Tal día como hoy de hace exactamente cien años fallecía el compositor francés Claude Debussy. Considerado, junto a Maurice Ravel, máximo exponente del impresionismo musical –a pesar de su propio desinterés por adscribirse a este movimiento artístico– , marchaba a los 55 años dejándonos un admirable legado que le convertiría en uno de los más destacados creadores musicales de la Europa de finales del siglo XIX y principios del XX. El París del cambio de siglo, que se abría con indisimulada curiosidad a los estímulos culturales llegados de todas las partes del mundo –la Exposición Universal de 1889 hizo llegar los sonidos del gamelán balinés, entre otros, a los sensibles oídos del genial compositor– y su permanente contacto con artistas, poetas, literatos y pensadores contribuyeron a tamizar en él una estética musical diferencial, tan ecléctica como profundamente personal.

En un momento en que el postromanticismo wagneriano agotaba los últimos estertores del modelo tonal que había vertebrado la música europea de los últimos doscientos años y mientras, algo más al este, brotaban las propuestas atonales, seriales y dodecafónicas de los compositores de la denominada Segunda Escuela Vienesa –Arnold Schönberg, Alban Berg y Anton Webern, frente a la primera formada por Haydn, Mozart y Beethoven–, Debussy optó por explorar las etéreas salas de la composición modal, ajena a los tradicionalismos armónicos tenidos como irrenunciables hasta el momento. Al igual que los poetas simbolistas de la época, volvió para ello su mirada a la antigüedad grecolatina, convirtiéndola en renovado modelo de modernidad, en una suerte de renacimiento estético al alcance solo de los más grandes creadores.
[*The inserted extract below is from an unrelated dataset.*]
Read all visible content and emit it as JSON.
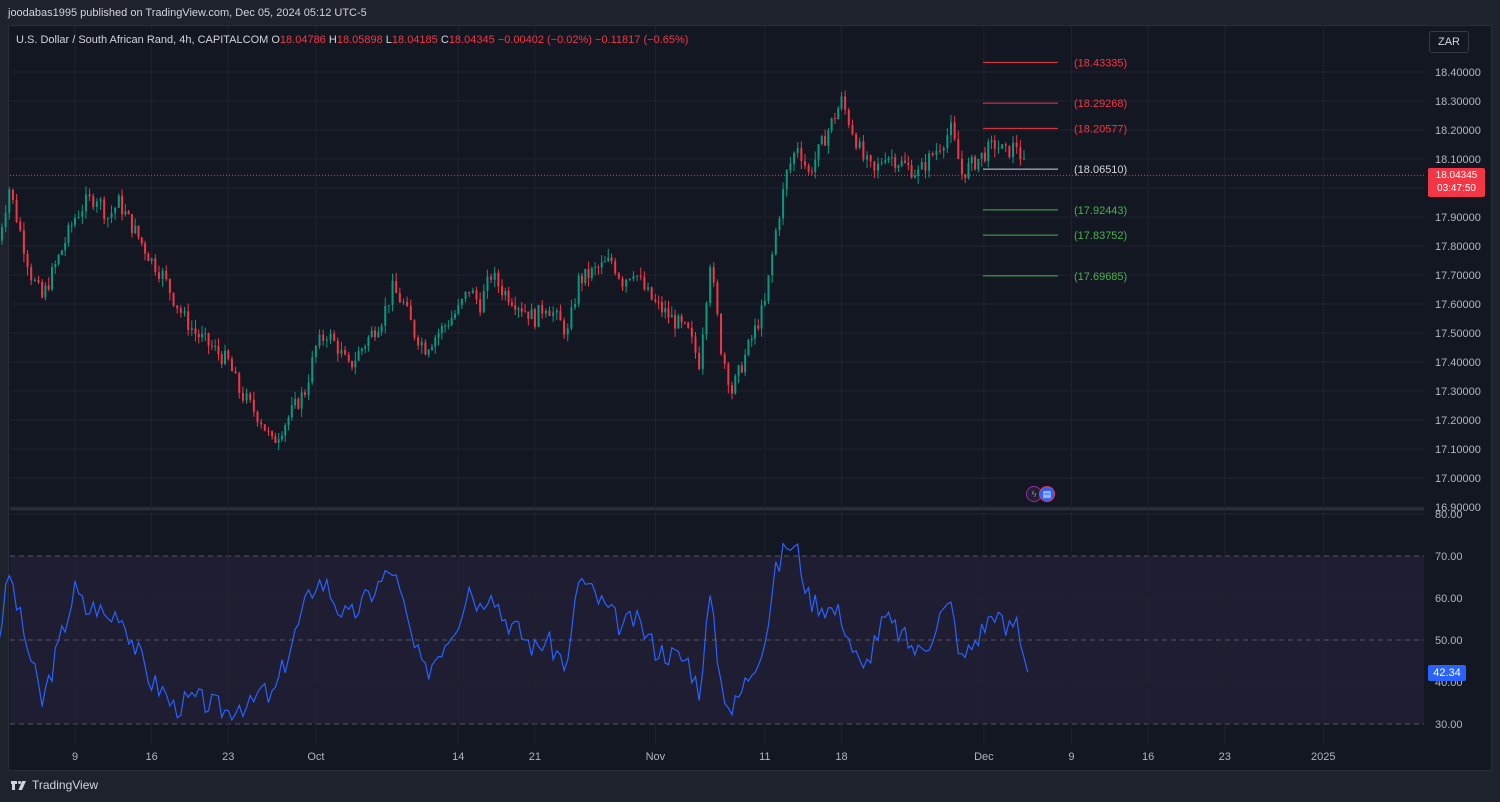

Todo el que se aproxima por primera vez a su Preludio a la siesta de un fauno, como otrora el público parisino que asistió admirado allá por 1894 a su estreno, queda preso de una música embriagadora, cuya sutileza instrumental es solo comparable a la quintaesencia de sus cálidas texturas. Es la obra de Debussy la de un hombre que amaba la vida, la naturaleza, el arte, la belleza. Su extensa producción pianística jalona un camino que, nacido en Bach –como casi todo–, pasa por Mozart, Beethoven y Chopin hasta llegar a él. Sus aportaciones a la escritura y a la propia técnica del instrumento son incuestionables, como lo son sus originalísimas orquestaciones, que zambullen al oyente en mundos oníricos de un preciosismo instrumental desconocido hasta ese momento. Música de compleja escritura y de difícil interpretación, revela sin embargo un profundo conocimiento del arte de la composición y coloca a su autor con toda justicia en un lugar destacado de la Historia de la Música. Hace un siglo que nos dejó. Pero los “sonidos y perfumes” de su música siguen, como reza el título de uno de sus Preludios para piano, “girando en el aire de la tarde”.